O projeto original do ateliê data de 1923 e volta agora, com renovação assinada pelo arquiteto Camilo Rebelo, a assemelhar-se a esse. Funcionou como ateliê de António e do seu filho, também pintor, Carlos Carneiro. “Ter um ateliê era um dos dos grandes sonhos da vida de António Carneiro”, conta Margarida Rocha, responsável pela gestão da coleção. “Quando ele morre, os filhos [Carlos e o compositor Cláudio Carneyro] herdam o espaço e fazem acrescentos”, porque vão viver para lá.
“Eles não se entendiam e o espaço foi dividido: o Cláudio ficou com o salão e o Carlos com os ateliês e o jardim.” Depois de terem falecido (Cláudio em 1963 e Carlos em 71), a casa continuou a ser habitada por Catherine Carneiro, mulher de Cláudio, que lá viveu até finais dos anos 90. No verão deste ano, reabriu integrada no Museu do Porto e conforme o original: com o salão/galeria, espaço de exposição e socialização de António Carneiro, e as duas salas ateliês. Em fotografias dispersas numa vitrina em baixo do “janelão” vê-se como estava decorado o espaço, chamado muitas vezes “templo” ou “santuário” do artista.
A exposição inaugural proposta pelo historiador e crítico de arte Bernardo Pinto de Almeida quer resgatar a obra de António Carneiro, pondo-a em diálogo com os seus contemporâneos, e defendê-lo como um dos precursores do modernismo, caracterizando o seu trabalho como simbolista: “O simbolismo é, em certa medida, uma revivescência do romantismo. Há uma ideia romântica da arte como comunicação de estados interiores, um desinteresse pela realidade exterior enquanto mimetismo. A paisagem é uma plataforma de comunicação de estados de alma”.
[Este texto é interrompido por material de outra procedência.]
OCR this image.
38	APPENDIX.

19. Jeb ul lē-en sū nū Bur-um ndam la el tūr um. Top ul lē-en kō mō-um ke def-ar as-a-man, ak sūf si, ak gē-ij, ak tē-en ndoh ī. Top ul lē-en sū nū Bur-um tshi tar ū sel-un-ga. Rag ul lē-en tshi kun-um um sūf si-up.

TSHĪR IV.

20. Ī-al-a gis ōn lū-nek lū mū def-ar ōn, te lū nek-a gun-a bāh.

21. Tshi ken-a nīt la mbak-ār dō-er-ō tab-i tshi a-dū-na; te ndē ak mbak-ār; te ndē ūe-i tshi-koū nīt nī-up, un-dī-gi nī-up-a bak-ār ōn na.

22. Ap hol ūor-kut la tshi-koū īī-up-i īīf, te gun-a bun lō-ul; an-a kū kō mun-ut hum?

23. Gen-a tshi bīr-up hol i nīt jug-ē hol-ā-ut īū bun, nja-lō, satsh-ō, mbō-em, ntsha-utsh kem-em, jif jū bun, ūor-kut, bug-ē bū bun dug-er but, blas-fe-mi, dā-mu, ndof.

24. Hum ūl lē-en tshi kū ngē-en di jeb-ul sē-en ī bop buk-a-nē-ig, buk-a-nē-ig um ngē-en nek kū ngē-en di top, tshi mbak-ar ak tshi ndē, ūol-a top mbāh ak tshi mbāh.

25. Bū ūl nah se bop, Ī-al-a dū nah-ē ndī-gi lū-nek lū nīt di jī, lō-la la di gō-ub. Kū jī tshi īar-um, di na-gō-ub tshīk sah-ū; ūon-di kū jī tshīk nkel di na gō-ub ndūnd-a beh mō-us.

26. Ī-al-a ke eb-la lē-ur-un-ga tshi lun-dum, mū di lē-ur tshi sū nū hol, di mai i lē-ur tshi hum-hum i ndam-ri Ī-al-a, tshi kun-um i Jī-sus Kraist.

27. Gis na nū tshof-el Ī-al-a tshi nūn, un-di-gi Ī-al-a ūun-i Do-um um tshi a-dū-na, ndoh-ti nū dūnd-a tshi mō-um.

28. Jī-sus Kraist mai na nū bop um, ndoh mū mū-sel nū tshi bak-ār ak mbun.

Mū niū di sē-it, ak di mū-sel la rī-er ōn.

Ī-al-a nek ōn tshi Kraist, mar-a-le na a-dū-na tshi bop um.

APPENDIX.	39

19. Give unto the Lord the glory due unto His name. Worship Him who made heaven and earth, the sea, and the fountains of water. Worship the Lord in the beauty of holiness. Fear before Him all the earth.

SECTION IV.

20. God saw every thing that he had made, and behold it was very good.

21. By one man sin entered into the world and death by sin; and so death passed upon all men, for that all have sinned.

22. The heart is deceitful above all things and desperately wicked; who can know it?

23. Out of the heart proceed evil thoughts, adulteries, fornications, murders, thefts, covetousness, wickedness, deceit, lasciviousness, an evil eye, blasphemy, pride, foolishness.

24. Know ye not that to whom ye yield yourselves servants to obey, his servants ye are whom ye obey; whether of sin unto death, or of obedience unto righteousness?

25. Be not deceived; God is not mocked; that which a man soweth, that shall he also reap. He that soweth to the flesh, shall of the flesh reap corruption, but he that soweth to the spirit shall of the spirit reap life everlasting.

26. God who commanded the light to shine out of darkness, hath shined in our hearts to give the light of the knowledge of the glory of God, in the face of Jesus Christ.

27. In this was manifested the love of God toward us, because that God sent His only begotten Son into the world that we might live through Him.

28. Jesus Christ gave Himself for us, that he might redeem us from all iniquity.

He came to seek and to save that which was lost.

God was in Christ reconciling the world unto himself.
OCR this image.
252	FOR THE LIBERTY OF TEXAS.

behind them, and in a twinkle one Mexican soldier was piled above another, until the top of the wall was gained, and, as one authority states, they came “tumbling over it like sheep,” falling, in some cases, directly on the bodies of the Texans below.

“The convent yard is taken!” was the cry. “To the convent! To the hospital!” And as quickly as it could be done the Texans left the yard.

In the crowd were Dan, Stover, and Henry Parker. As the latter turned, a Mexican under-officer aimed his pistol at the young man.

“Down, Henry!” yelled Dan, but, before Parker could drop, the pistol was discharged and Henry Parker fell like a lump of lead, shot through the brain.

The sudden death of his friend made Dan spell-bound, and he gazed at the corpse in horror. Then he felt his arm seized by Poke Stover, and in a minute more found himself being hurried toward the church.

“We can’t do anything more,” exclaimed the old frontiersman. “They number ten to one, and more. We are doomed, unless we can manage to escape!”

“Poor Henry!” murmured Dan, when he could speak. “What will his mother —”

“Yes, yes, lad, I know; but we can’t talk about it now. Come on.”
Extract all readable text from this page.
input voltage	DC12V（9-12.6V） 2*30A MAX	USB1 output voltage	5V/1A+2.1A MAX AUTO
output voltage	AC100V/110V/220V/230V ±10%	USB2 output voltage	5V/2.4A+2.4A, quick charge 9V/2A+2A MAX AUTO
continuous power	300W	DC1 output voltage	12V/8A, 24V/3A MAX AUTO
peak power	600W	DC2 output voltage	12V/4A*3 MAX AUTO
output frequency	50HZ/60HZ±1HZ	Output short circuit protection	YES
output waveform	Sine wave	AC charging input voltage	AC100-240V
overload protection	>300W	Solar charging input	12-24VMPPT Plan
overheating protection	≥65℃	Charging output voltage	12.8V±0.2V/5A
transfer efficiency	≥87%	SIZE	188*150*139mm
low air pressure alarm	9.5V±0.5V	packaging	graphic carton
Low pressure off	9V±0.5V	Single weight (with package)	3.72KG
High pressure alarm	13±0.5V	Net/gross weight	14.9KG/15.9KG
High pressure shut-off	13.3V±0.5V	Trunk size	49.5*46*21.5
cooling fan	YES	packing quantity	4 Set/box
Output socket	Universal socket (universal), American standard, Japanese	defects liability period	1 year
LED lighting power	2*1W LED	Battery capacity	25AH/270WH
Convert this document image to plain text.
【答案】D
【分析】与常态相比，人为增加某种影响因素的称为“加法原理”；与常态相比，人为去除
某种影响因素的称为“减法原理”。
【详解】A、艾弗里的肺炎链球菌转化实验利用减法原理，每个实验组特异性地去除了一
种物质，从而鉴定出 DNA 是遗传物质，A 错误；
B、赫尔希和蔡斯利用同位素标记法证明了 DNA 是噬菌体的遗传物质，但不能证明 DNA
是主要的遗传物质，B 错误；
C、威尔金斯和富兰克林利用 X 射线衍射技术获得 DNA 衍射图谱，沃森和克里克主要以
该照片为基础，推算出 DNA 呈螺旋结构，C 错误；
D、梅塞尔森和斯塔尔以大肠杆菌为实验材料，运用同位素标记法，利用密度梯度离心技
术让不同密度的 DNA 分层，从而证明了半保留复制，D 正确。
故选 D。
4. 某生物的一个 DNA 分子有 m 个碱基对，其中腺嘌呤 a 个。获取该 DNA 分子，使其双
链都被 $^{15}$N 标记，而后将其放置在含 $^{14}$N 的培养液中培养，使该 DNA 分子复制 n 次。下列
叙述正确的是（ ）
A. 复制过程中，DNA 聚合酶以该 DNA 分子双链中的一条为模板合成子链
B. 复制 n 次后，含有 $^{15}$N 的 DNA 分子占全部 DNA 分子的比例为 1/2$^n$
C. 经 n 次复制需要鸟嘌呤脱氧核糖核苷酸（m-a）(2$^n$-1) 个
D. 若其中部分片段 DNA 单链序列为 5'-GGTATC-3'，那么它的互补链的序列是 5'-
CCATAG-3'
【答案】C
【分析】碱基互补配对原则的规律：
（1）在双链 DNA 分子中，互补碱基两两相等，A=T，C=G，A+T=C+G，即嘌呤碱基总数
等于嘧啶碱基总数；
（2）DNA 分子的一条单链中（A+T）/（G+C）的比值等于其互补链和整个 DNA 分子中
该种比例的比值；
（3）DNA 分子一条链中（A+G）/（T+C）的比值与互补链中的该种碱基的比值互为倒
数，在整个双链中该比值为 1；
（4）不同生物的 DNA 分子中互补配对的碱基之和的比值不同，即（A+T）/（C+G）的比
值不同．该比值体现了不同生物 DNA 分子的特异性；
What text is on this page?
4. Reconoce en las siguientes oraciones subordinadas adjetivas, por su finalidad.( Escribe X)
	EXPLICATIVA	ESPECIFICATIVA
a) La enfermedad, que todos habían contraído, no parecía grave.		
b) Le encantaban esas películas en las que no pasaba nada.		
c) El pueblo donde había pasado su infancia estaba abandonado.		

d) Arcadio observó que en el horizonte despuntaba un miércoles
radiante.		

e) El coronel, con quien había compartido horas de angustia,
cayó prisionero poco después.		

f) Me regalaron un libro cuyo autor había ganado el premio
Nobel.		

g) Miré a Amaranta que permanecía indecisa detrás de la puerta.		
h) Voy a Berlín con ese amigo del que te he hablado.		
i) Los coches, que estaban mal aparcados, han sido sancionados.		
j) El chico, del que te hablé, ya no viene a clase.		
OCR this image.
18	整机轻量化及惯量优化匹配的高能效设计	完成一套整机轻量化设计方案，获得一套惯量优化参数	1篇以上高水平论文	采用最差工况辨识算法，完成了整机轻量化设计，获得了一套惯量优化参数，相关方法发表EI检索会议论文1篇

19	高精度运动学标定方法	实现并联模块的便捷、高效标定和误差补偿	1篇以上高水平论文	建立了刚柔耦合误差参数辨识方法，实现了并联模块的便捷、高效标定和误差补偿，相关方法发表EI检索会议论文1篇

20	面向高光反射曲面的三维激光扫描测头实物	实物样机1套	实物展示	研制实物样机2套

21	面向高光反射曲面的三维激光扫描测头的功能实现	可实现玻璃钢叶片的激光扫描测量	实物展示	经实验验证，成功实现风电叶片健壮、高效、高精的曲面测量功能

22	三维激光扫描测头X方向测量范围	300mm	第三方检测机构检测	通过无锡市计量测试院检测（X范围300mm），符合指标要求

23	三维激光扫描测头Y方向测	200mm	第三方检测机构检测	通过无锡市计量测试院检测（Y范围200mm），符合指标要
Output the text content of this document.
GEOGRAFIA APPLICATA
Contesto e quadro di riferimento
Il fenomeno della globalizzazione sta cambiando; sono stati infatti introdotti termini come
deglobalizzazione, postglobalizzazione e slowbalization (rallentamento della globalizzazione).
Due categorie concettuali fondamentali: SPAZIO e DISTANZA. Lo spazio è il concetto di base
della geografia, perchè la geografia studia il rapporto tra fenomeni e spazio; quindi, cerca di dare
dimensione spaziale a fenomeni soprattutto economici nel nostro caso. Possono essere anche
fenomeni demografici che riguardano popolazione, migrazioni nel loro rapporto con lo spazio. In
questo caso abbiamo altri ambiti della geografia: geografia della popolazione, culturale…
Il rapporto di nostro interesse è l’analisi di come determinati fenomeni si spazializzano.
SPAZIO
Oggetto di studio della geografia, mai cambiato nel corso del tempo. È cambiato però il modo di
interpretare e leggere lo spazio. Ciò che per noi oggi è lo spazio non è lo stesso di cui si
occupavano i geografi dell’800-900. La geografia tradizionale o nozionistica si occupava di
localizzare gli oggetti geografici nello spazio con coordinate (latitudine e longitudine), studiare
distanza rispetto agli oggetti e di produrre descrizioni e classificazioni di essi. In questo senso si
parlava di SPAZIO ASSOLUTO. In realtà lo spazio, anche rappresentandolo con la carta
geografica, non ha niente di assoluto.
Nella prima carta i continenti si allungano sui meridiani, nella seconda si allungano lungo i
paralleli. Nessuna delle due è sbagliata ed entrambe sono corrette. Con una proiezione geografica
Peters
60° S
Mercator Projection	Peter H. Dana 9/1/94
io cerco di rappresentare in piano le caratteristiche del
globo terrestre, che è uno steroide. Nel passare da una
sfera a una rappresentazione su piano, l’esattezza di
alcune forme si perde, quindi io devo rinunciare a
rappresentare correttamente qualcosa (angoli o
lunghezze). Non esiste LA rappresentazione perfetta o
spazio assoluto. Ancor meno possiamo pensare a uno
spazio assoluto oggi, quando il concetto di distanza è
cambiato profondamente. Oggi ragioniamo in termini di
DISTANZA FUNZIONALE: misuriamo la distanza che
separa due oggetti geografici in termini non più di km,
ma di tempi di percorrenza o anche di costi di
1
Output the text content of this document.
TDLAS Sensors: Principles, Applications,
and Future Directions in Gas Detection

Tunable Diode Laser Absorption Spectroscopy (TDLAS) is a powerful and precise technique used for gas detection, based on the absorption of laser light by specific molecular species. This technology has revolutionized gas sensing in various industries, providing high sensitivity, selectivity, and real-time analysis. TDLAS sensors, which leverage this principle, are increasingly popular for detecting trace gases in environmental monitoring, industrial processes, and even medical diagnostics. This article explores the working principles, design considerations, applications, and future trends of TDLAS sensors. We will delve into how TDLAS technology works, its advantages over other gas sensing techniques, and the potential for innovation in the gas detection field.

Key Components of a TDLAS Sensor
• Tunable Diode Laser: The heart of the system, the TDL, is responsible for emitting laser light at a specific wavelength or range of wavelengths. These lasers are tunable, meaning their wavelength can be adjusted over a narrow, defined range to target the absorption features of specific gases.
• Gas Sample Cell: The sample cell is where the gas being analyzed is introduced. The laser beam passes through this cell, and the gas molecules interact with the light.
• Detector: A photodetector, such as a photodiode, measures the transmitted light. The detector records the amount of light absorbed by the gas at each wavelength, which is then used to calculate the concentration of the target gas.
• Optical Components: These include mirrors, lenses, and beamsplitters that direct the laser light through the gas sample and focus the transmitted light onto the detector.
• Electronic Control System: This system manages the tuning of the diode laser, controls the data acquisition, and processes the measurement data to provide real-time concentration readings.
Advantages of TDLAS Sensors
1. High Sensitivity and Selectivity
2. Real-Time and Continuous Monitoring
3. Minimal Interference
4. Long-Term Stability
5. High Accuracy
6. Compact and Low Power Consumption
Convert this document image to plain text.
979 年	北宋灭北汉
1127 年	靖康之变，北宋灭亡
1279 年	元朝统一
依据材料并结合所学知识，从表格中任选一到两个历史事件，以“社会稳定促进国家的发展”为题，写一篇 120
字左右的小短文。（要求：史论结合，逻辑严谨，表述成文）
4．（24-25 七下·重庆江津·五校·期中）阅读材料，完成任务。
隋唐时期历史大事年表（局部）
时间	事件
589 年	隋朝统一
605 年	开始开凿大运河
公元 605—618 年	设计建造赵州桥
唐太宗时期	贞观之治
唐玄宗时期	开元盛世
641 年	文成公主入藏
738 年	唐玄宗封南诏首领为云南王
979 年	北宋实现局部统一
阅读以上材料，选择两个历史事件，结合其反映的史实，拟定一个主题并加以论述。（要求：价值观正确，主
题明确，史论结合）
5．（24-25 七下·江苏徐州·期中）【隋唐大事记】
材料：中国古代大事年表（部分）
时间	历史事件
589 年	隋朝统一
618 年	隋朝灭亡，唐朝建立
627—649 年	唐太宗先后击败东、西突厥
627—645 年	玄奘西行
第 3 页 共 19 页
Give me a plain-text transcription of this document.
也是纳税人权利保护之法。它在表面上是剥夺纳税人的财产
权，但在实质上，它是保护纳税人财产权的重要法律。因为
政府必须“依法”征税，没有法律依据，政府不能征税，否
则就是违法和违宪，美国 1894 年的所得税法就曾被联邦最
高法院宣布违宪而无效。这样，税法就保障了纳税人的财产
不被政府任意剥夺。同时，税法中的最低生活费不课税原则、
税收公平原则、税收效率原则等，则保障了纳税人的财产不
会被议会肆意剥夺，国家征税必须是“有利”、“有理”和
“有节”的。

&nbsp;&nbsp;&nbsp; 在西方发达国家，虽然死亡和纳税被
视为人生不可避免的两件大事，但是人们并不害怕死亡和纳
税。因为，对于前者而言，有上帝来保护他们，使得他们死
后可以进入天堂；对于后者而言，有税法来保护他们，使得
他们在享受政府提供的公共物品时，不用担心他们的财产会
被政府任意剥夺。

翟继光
Essas relações são explícitas na mostra, que começa no salão, com uma parede dedicada às suas paisagens noturnas e outra às diurnas. Aqui, também se faz uma ligação entre a sua obra e a de Amadeo. “Carneiro conhecia a família Souza-Cardoso” e incentivou-a a mandar o jovem ir estudar para Paris. Nos dois quadros de Amadeo patentes no salão, pintados antes da ida para Paris, percebe-se a influência de Carneiro.
(Fotografia de Pedro Correia)
Nas restantes salas, as obras de António Carneiro entram em diálogo com os seus contemporâneos (além do artista atual Miguel Branco), como o seu mestre francês Eugène Carrière e as irmãs Aurélia e Sofia de Souza, que “também já tinham deixado cair o naturalismo”, e mesmo com Soares dos Reis, de quem foi aluno, pois inicialmente Carneiro queria ser escultor, o que se percebe no tríptico “A vida”. Embora continuasse a ser figurativo, “começa a haver uma abstração muito grande, principalmente em termos conceptuais”, defende o crítico, que já tem preparadas mais duas exposições sobre o artista, para dar a conhecer a sua obra em maior profundidade.